Sen. Dick Durbin said Friday he will recommend another term for corruption-busting federal prosecutor Patrick J. Fitzgerald if he wants to stay on as Chicago's U.S. attorney.
Durbin told a news conference that he first wants to sit down with the city's top federal prosecutor and ask him what he wants in the future. Asked if he would recommend that President-elect Barack Obama renominate Fitzgerald, Durbin said: "Yes."
"I think he has done an extraordinary job as U.S. attorney; I have the greatest confidence in him," Durbin said. "I want to do what he wants to do, I want to support what he wants to do and I won't presume what that is."
Fitzgerald has aggressively prosecuted state and city officials for corruption. The previous governor, George Ryan, is currently serving a 6 1/2-year term for racketeering, and Gov. Rod Blagojevich's administration is under investigation.

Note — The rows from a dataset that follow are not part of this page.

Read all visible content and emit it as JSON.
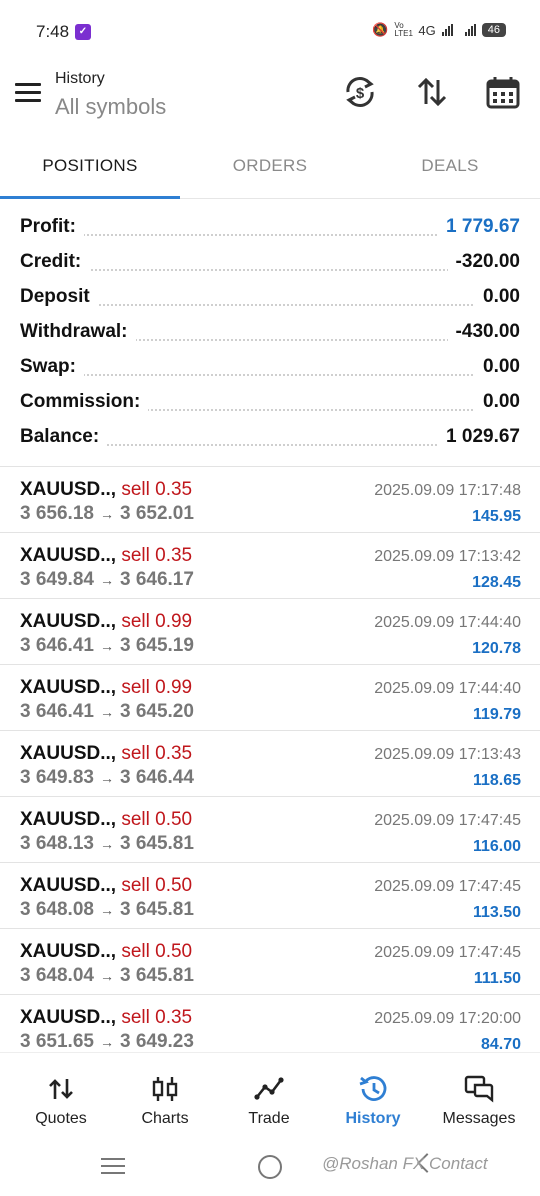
{
  "status_bar": {
    "time": "7:48",
    "network": "4G",
    "lte": "Vo LTE1",
    "battery": "46"
  },
  "header": {
    "title": "History",
    "subtitle": "All symbols"
  },
  "tabs": [
    {
      "label": "POSITIONS",
      "active": true
    },
    {
      "label": "ORDERS",
      "active": false
    },
    {
      "label": "DEALS",
      "active": false
    }
  ],
  "summary": [
    {
      "label": "Profit:",
      "value": "1 779.67",
      "color": "#1a6fc4"
    },
    {
      "label": "Credit:",
      "value": "-320.00"
    },
    {
      "label": "Deposit",
      "value": "0.00"
    },
    {
      "label": "Withdrawal:",
      "value": "-430.00"
    },
    {
      "label": "Swap:",
      "value": "0.00"
    },
    {
      "label": "Commission:",
      "value": "0.00"
    },
    {
      "label": "Balance:",
      "value": "1 029.67"
    }
  ],
  "deals": [
    {
      "symbol": "XAUUSD..,",
      "type": "sell 0.35",
      "open": "3 656.18",
      "close": "3 652.01",
      "time": "2025.09.09 17:17:48",
      "profit": "145.95"
    },
    {
      "symbol": "XAUUSD..,",
      "type": "sell 0.35",
      "open": "3 649.84",
      "close": "3 646.17",
      "time": "2025.09.09 17:13:42",
      "profit": "128.45"
    },
    {
      "symbol": "XAUUSD..,",
      "type": "sell 0.99",
      "open": "3 646.41",
      "close": "3 645.19",
      "time": "2025.09.09 17:44:40",
      "profit": "120.78"
    },
    {
      "symbol": "XAUUSD..,",
      "type": "sell 0.99",
      "open": "3 646.41",
      "close": "3 645.20",
      "time": "2025.09.09 17:44:40",
      "profit": "119.79"
    },
    {
      "symbol": "XAUUSD..,",
      "type": "sell 0.35",
      "open": "3 649.83",
      "close": "3 646.44",
      "time": "2025.09.09 17:13:43",
      "profit": "118.65"
    },
    {
      "symbol": "XAUUSD..,",
      "type": "sell 0.50",
      "open": "3 648.13",
      "close": "3 645.81",
      "time": "2025.09.09 17:47:45",
      "profit": "116.00"
    },
    {
      "symbol": "XAUUSD..,",
      "type": "sell 0.50",
      "open": "3 648.08",
      "close": "3 645.81",
      "time": "2025.09.09 17:47:45",
      "profit": "113.50"
    },
    {
      "symbol": "XAUUSD..,",
      "type": "sell 0.50",
      "open": "3 648.04",
      "close": "3 645.81",
      "time": "2025.09.09 17:47:45",
      "profit": "111.50"
    },
    {
      "symbol": "XAUUSD..,",
      "type": "sell 0.35",
      "open": "3 651.65",
      "close": "3 649.23",
      "time": "2025.09.09 17:20:00",
      "profit": "84.70"
    }
  ],
  "arrow": "→",
  "bottom_nav": [
    {
      "label": "Quotes",
      "icon": "quotes-icon"
    },
    {
      "label": "Charts",
      "icon": "charts-icon"
    },
    {
      "label": "Trade",
      "icon": "trade-icon"
    },
    {
      "label": "History",
      "icon": "history-icon",
      "active": true
    },
    {
      "label": "Messages",
      "icon": "messages-icon"
    }
  ],
  "watermark": "@Roshan FX Contact",
  "colors": {
    "accent": "#2f7fd3",
    "profit_blue": "#1a6fc4",
    "sell_red": "#c0171c"
  }
}
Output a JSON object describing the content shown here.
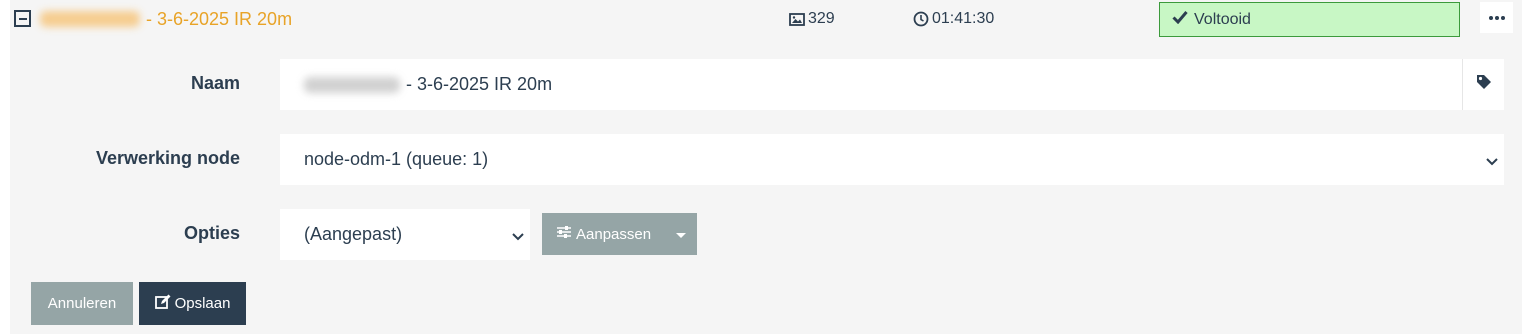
{
  "task": {
    "title_suffix": "- 3-6-2025 IR 20m",
    "image_count": "329",
    "duration": "01:41:30",
    "status": "Voltooid"
  },
  "form": {
    "name_label": "Naam",
    "name_value_suffix": "- 3-6-2025 IR 20m",
    "node_label": "Verwerking node",
    "node_value": "node-odm-1 (queue: 1)",
    "options_label": "Opties",
    "options_value": "(Aangepast)",
    "customize_label": "Aanpassen"
  },
  "actions": {
    "cancel_label": "Annuleren",
    "save_label": "Opslaan"
  },
  "icons": [
    "minus-square-icon",
    "image-icon",
    "clock-icon",
    "check-icon",
    "ellipsis-icon",
    "tag-icon",
    "chevron-down-icon",
    "sliders-icon",
    "caret-down-icon",
    "edit-icon"
  ],
  "colors": {
    "title": "#e8a327",
    "status_bg": "#c8f7c5",
    "status_border": "#3c9a3c",
    "button_gray": "#95a5a6",
    "button_dark": "#2c3e50",
    "panel_bg": "#f5f5f5"
  }
}
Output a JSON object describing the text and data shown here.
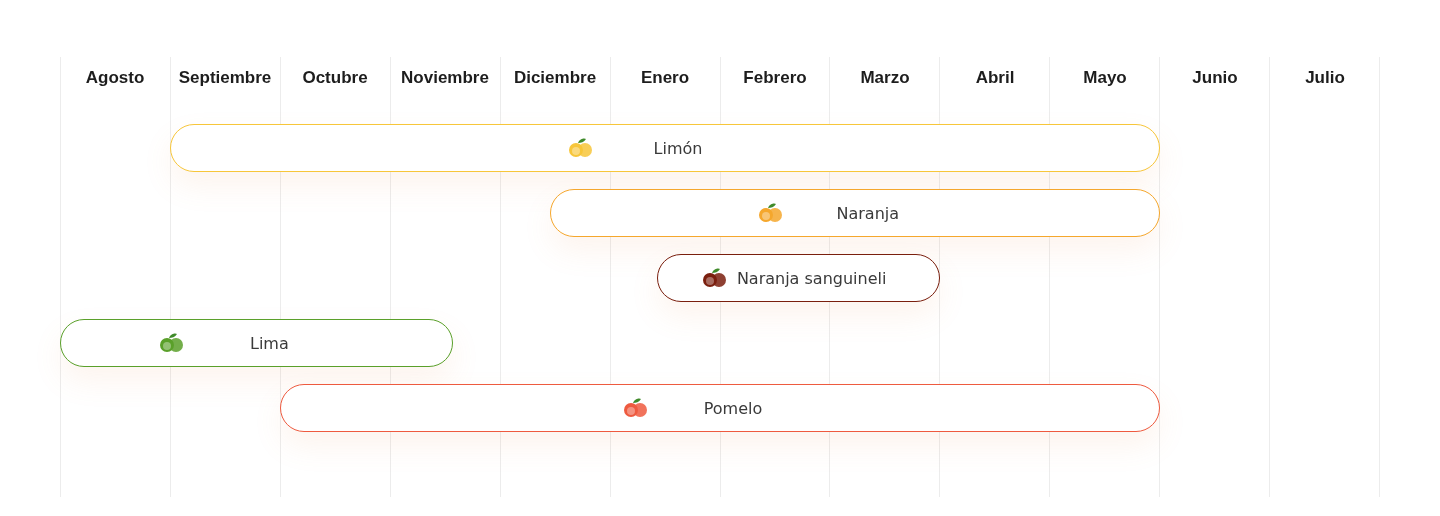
{
  "months": [
    "Agosto",
    "Septiembre",
    "Octubre",
    "Noviembre",
    "Diciembre",
    "Enero",
    "Febrero",
    "Marzo",
    "Abril",
    "Mayo",
    "Junio",
    "Julio"
  ],
  "bars": [
    {
      "label": "Limón",
      "color": "#f7c63a"
    },
    {
      "label": "Naranja",
      "color": "#f5a72d"
    },
    {
      "label": "Naranja sanguineli",
      "color": "#7a1f0e"
    },
    {
      "label": "Lima",
      "color": "#5aa02a"
    },
    {
      "label": "Pomelo",
      "color": "#ee5a3f"
    }
  ]
}
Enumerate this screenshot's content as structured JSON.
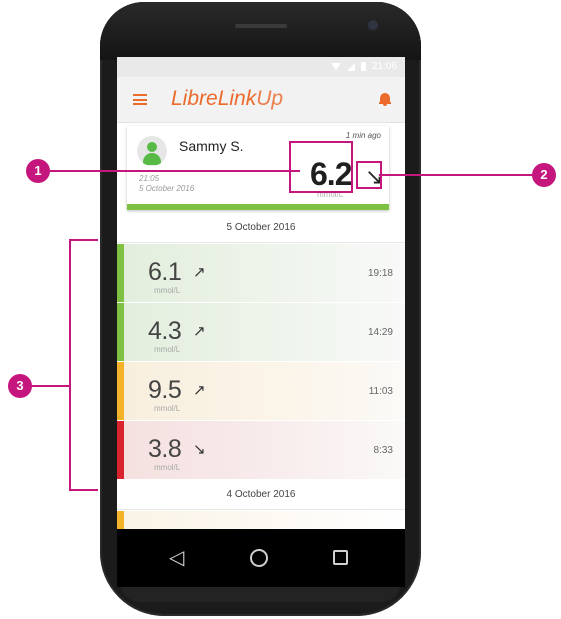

There has been speculation that some Illinois officials would like to see Fitzgerald elevated to a high-ranking Justice Department job or some other distant post, far from the hands-on investigations of corruption in this city and state.
Fitzgerald, a New Yorker, became U.S. attorney in Chicago in September 2001.
The job of U.S. attorney, like U.S. district judgeships, most often goes to the person recommended by the senior senator of the president's party - Durbin, in the case of the incoming president.
Durbin also spoke about the economy, ripping into auto industry leaders and calling them out of touch with ordinary people. But he indicated there's still a chance for the industry to get a $25 billion bailout.
He said the automaker CEOs failed to make the right impression this week when they visited Washington to seek the bailout. He wasn't specific, but the executives were shown on television arriving by corporate jet.
"Some of the questions about their own lifestyles and their own compensation really showed the wide chasm between families that are suffering with the loss of savings, workers who are losing their jobs and corporate officials," Durbin said.
But Durbin indicated that Detroit might still get its bailout if the companies can make the case that it would dig them out of their current financial woes.
On another matter, Durbin said he had tried to talk with Blagojevich about who should fill the Senate seat already vacated by Obama but hadn't heard back from the governor. He said Blagojevich should make filling the seat a high priority because seniority on Capitol Hill is at stake.
If the new senator is sworn in now, he or she will have seniority over a handful of other Democrats who will take the oath of office in January.
That seniority could give the new Illinois senator a leg up over the others in terms of committee assignments or ranking on committees, among other things, Durbin said.